Except he wasn’t the one who died in the line of fire.

I did.

Other times, I wished it would have been me, but then I think about the pain it would have caused my family. They don’t deserve to lose another person they love. The first time was hard enough. I know it’s selfish of me to pray for the souls I’ve taken, yet I can’t stop myself from doing it.

I often think about where I’m going once I die because there’s no chance it’ll be heaven. It doesn’t stop my desire to want to be free from the demons that live inside me.

I don’t deserve it.

Which is why I don’t pray for forgiveness. If anything, I pray for God to punish me. Maybe that’s why I lost my mother? I can’t stop my mind from going there.

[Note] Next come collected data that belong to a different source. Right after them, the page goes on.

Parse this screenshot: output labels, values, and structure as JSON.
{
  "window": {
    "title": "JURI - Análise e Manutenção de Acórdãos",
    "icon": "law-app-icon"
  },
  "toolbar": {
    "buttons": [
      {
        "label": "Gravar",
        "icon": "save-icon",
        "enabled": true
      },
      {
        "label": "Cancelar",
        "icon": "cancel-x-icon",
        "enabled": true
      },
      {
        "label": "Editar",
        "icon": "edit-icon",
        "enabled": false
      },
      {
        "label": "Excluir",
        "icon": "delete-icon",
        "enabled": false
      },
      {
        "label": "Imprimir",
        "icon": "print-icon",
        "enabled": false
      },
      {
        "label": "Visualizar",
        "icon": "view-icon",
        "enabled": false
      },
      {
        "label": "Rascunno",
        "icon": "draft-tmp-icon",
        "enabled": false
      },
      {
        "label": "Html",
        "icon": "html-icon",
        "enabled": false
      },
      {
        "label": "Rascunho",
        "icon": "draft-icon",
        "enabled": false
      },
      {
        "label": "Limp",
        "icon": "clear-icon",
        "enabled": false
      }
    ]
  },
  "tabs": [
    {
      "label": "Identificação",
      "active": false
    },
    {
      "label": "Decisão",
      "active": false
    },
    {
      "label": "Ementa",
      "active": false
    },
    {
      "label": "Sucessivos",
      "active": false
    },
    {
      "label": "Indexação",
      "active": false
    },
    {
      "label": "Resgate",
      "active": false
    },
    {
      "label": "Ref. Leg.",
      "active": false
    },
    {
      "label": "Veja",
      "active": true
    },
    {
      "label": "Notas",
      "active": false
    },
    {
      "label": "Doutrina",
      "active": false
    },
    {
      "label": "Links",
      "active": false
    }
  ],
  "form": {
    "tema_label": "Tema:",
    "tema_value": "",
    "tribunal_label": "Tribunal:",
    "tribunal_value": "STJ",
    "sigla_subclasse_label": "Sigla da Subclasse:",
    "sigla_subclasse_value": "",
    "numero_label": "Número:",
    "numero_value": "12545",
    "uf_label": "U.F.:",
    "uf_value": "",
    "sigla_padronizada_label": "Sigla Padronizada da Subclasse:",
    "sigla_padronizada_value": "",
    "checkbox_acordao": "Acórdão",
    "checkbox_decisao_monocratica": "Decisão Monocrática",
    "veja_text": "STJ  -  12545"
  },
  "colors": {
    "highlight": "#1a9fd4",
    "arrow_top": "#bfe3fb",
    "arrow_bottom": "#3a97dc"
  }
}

Was her death my punishment?

Was Tony’s?

I’ve never shared these thoughts with anyone, but with you, it’s different. It’s easy. Almost like we were meant to find each other. You’ve been such a breath of fresh air in my life, and I couldn’t imagine you not being in it.

You’re part of me now.

You both are.

I can’t wait to see you next month. Hold you. Feel you. It’s what gets me through most nights. I know I don’t deserve you either, but I can’t stop myself. I see a future with you and your son, and that scares me more than anything. I’ve never felt this way about anyone before, Hope. I promised Tony I’d take care of you both, but you’re so much more than a promise to me.